You have to stand firm against this sort of short-sightedness. You have to remind people on occasion that chopping with a dull axe makes you a bad investment. You have to remind yourself sometimes, too.

The Middle of The Magnet

There are a lot of things I like. My favorite book is The Sirens of Titan, by Kurt Vonnegut. My favorite movie is The Royal Tenenbaums, and my favorite album is Pink Floyd’s The Wall. I really really like all three of those things. But I’ve also met lots of other people who liked them that I didn’t particularly get along with.

In other words, the single data point of “Loves The Wall” isn’t enough to guarantee that I’ll like someone. No matter what thing you like, the same is probably true for you – liking that same thing isn’t, by itself, enough to ensure that you’ll adore that person.

So why assume the opposite is true?

Look, there’s also stuff I really dislike. Lots of stuff! But someone else liking that thing shouldn’t be enough to guarantee that I’ll dislike this person, that they have no redeeming qualities that I might find enjoyable or beneficial.

I’m not one end of a magnet, perfectly repelling all of one category and perfectly attracting all of another.
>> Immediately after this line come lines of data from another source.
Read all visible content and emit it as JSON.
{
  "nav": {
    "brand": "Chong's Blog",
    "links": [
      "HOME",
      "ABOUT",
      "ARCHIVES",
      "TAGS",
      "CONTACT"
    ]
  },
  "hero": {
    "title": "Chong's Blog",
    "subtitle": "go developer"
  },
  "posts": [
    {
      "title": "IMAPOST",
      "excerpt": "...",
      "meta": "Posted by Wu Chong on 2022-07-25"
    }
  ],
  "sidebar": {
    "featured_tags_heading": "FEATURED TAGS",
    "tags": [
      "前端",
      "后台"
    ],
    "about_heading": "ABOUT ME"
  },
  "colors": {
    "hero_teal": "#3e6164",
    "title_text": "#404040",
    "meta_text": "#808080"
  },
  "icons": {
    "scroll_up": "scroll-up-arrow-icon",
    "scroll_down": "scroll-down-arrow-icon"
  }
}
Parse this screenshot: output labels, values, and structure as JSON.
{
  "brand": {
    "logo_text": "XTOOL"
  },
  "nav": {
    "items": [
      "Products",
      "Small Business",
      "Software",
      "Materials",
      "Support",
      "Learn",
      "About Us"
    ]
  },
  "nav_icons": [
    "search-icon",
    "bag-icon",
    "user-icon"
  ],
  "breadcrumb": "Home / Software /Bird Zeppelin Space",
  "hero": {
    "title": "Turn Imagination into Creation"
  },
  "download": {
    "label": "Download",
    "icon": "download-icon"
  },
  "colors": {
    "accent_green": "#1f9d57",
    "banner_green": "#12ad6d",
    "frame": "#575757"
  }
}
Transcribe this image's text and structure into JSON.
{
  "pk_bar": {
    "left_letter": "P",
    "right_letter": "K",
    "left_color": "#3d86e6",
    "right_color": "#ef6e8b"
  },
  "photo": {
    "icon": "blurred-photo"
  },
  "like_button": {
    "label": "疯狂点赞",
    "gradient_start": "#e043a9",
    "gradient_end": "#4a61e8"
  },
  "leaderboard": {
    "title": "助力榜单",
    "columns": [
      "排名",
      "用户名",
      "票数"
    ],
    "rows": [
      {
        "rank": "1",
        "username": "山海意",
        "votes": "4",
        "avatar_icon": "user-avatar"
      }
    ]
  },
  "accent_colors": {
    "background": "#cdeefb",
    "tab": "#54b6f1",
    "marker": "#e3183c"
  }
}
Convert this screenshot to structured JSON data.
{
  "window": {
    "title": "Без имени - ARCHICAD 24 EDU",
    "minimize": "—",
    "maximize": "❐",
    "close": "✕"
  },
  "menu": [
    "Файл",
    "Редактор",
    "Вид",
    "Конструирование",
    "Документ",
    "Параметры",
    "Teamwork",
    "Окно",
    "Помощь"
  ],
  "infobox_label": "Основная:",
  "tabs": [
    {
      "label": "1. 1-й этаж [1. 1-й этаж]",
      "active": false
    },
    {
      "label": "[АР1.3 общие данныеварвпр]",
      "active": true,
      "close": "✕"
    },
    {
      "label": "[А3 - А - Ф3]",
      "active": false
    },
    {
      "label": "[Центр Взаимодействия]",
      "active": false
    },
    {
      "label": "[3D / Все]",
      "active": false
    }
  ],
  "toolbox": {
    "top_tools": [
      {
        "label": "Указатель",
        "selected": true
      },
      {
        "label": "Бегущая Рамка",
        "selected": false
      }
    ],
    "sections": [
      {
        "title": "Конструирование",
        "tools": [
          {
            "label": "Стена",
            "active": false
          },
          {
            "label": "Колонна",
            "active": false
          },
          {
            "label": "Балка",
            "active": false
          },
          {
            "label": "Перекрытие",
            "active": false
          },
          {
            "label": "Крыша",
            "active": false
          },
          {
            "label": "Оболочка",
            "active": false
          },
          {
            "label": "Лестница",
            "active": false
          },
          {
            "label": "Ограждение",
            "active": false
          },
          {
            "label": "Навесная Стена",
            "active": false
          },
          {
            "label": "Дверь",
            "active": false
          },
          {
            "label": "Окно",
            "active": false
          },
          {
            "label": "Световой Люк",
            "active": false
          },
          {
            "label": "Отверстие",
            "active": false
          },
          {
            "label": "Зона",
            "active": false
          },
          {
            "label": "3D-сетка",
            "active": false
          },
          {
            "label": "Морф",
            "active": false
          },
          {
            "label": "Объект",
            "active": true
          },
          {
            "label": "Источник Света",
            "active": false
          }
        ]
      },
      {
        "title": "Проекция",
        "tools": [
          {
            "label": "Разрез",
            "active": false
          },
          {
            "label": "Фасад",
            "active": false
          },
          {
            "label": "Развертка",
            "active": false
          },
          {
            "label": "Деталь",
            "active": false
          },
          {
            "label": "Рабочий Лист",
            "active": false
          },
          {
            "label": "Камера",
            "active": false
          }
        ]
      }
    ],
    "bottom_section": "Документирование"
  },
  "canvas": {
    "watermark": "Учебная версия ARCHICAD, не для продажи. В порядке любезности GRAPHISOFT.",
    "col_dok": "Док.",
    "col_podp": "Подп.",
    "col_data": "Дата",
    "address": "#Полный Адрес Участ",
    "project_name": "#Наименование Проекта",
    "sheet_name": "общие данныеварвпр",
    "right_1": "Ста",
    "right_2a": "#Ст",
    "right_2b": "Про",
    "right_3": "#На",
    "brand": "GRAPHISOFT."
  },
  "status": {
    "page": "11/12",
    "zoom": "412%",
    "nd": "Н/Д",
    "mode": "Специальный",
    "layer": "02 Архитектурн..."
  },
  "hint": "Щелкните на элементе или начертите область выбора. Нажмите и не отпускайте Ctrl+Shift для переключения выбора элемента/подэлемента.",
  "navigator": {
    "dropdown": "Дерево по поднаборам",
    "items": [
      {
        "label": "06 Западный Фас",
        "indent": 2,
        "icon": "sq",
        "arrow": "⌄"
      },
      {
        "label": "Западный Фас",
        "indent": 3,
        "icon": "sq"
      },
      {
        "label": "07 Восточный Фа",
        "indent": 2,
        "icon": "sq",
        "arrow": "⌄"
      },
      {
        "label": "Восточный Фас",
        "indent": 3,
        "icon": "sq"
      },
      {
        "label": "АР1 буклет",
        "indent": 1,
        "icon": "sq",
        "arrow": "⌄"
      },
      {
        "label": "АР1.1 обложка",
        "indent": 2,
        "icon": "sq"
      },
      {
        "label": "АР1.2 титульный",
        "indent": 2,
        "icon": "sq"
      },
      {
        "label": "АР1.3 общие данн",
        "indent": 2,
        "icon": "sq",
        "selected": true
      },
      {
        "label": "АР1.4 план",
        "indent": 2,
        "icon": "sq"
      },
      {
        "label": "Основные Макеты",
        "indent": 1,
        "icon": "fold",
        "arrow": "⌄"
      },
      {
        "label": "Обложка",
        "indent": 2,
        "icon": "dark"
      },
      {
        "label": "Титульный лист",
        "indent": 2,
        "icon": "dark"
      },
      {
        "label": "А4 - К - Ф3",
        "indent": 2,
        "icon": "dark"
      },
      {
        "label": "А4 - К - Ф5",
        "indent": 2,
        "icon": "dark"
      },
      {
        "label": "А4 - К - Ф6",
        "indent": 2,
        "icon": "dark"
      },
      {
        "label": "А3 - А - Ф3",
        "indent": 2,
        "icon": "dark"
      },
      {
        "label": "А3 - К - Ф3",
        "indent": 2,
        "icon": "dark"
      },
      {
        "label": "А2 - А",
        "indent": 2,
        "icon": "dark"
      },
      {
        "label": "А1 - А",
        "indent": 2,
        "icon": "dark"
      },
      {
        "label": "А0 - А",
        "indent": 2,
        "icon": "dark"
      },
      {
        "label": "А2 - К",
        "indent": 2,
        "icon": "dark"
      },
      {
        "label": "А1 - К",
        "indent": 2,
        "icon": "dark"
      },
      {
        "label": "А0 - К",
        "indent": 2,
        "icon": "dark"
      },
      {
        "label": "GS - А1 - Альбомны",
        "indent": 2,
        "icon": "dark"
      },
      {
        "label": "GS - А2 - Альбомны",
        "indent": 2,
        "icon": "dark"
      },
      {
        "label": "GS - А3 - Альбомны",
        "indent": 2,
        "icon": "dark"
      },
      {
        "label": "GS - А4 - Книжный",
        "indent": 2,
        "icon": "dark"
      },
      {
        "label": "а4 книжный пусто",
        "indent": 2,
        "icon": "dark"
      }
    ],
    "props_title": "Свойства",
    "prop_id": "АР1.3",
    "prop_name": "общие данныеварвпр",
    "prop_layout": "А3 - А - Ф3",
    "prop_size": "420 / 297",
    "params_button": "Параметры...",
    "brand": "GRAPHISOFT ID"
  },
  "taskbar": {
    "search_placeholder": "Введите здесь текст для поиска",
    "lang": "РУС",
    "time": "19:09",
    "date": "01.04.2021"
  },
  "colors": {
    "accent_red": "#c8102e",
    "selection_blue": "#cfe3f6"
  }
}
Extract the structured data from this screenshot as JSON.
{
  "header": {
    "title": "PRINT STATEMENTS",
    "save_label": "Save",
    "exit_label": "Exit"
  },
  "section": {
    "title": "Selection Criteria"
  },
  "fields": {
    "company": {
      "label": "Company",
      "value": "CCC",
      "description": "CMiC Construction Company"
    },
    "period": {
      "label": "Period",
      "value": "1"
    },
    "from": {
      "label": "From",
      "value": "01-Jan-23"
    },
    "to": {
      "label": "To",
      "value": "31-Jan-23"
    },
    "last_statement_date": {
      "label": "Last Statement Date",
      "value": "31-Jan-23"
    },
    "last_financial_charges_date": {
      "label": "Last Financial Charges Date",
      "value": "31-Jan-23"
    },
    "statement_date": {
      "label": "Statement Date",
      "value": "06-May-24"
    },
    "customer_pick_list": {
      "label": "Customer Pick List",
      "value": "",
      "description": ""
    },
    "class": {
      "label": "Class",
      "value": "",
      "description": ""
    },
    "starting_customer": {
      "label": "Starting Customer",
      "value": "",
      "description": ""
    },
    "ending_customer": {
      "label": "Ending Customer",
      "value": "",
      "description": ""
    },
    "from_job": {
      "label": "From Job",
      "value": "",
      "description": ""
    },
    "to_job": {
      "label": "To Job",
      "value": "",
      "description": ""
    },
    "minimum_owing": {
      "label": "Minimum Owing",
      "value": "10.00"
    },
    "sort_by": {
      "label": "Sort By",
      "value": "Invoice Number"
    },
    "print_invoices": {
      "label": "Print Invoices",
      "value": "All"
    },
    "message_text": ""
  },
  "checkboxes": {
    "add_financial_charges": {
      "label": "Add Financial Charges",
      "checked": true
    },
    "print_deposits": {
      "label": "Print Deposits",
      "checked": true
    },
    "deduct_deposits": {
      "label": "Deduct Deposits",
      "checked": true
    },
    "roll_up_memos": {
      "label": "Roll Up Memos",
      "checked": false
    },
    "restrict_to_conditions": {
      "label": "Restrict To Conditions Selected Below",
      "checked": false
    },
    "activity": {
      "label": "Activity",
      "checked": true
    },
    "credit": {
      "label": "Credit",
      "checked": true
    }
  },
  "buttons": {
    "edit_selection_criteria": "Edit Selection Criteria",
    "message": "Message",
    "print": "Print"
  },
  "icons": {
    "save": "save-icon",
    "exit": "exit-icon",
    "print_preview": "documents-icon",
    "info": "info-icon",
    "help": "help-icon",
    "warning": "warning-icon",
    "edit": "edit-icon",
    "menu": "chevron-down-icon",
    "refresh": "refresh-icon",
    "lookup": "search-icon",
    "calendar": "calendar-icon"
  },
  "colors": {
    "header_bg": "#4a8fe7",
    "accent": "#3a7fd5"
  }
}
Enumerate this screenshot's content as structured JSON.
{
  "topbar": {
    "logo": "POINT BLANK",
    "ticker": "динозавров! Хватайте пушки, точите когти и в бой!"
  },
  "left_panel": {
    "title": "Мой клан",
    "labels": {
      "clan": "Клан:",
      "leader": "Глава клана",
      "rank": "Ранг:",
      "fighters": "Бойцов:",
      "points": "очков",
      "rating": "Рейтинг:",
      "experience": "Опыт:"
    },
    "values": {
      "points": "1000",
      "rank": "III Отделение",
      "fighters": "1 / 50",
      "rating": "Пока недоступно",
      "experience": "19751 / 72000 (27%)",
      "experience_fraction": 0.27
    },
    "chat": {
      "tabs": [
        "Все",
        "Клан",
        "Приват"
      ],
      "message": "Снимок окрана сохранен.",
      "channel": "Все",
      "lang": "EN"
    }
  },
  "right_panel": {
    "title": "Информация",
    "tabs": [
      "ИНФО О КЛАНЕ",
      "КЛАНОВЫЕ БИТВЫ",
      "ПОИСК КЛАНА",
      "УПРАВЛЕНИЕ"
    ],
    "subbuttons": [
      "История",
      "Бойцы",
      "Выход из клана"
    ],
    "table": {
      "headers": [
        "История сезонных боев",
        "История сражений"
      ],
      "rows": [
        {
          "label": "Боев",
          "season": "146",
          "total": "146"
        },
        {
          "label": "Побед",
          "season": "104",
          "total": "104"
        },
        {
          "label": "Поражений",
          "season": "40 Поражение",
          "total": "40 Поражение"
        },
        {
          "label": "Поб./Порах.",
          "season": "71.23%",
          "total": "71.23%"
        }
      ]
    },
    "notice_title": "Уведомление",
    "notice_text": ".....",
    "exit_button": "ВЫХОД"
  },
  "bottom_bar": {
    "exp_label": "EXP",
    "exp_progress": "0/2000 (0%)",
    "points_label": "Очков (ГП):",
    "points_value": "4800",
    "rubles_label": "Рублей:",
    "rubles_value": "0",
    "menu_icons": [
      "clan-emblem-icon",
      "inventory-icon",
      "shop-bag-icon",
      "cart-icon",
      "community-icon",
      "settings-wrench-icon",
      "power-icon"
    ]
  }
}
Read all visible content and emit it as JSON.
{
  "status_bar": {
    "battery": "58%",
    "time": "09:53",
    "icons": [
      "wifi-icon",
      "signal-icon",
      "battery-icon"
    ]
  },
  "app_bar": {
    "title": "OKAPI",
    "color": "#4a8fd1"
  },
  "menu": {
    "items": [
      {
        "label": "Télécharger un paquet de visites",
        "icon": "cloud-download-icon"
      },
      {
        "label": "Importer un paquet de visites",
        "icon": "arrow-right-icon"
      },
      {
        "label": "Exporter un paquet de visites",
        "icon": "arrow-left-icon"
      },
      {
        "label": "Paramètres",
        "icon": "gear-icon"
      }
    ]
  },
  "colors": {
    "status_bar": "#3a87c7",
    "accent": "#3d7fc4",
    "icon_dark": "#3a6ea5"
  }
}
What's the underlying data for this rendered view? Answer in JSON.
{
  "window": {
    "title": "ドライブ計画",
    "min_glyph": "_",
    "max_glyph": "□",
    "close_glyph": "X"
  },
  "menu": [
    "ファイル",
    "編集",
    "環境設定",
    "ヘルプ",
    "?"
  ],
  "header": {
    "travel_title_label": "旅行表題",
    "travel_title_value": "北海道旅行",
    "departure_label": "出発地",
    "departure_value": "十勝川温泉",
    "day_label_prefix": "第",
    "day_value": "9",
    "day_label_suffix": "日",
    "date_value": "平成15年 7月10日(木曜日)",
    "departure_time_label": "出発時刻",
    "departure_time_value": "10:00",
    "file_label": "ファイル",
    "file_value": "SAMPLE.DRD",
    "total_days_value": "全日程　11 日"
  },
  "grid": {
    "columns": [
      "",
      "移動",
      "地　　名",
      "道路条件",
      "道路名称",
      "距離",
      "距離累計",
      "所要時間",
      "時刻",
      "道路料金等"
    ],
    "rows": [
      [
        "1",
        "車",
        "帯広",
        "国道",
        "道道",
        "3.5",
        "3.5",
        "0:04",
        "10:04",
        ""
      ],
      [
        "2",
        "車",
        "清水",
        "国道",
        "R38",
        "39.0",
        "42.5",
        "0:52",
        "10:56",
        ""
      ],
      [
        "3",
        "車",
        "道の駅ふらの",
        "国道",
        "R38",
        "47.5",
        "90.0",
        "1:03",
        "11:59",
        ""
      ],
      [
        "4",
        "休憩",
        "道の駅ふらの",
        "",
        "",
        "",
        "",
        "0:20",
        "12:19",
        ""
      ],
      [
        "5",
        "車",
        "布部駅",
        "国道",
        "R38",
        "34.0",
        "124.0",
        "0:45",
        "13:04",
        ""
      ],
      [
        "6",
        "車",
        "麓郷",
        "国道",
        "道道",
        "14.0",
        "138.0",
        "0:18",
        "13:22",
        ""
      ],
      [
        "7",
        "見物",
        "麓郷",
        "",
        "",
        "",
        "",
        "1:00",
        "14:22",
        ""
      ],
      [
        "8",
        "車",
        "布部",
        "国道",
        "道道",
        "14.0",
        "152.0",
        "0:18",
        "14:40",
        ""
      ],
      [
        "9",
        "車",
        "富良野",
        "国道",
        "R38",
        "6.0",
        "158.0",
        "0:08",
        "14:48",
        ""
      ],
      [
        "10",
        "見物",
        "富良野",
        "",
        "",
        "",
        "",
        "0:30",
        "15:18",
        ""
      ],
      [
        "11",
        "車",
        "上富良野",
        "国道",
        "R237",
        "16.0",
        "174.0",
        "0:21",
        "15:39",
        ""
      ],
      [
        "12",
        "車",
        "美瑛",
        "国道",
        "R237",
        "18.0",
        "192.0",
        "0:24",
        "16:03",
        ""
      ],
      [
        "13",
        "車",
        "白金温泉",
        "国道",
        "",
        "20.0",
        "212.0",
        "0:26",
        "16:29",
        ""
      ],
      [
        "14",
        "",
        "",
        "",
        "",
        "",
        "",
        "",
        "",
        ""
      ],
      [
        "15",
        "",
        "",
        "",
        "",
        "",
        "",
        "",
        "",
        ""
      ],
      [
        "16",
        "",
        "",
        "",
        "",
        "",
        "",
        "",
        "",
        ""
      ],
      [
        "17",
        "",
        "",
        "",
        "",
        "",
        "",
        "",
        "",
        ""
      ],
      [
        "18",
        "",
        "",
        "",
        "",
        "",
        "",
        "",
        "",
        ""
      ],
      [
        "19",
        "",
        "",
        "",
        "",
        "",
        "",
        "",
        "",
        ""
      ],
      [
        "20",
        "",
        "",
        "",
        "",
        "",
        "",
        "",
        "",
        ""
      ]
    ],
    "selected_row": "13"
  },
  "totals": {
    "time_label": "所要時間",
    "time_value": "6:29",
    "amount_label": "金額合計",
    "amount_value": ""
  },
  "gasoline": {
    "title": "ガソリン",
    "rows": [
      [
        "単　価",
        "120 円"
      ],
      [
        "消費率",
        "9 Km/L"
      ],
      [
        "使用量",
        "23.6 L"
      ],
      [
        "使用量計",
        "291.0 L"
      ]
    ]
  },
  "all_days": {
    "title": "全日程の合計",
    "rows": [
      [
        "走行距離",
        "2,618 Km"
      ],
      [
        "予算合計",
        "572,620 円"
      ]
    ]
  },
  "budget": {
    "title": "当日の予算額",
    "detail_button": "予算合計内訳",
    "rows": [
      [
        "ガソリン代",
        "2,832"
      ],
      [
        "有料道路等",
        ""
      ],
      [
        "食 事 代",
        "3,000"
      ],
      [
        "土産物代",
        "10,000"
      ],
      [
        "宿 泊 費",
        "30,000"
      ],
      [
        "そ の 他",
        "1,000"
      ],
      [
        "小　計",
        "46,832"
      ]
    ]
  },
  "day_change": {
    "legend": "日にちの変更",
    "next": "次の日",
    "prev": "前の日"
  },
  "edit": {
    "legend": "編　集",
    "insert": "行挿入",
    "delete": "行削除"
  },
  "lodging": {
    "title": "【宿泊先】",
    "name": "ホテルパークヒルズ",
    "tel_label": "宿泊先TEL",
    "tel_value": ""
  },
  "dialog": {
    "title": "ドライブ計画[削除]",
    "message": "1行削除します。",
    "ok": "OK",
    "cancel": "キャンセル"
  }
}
Neither are you. Neither is anyone unless they’ve taken great effort to become so. Don’t carve out humanity so swiftly.

Beware the Blanket

Imagine a person who really, really hates Thursdays. They think they’re terrible and want everyone else to believe it, too. In their ideal world, the week would have six days.

Now imagine that this person trips and breaks their arm on a Thursday. What do you think will be the first thing they blame? The loose carpet? The fact that they were distracted by an important phone call? The badly-placed bike rack that broke their fall?

Or the fact that it was Thursday?

No situation has a single cause. Surrounding every event is a swarm of causes, many of which interacted in exact ways to produce the event in question and many of which had (and this is the tricky part) no impact whatsoever.

This is a nuanced (read: unpopular) view, but it’s the truth. When something bad happens, you can’t pick the thing you already hate and declare that the only and ultimate cause, ignoring all other factors. Even if the thing you hate was a factor at all (and there’s no guarantee of that), it absolutely wasn’t the only factor.

If we want to reduce bad things, we have to make it about the bad things, not the factor we just hate for whatever reason. This is, for many people, super-duper hard. I get that you want to believe that every bad thing was caused by the singular factor you don’t like. But it wasn’t. And your life will be better when you get out from under that blanket.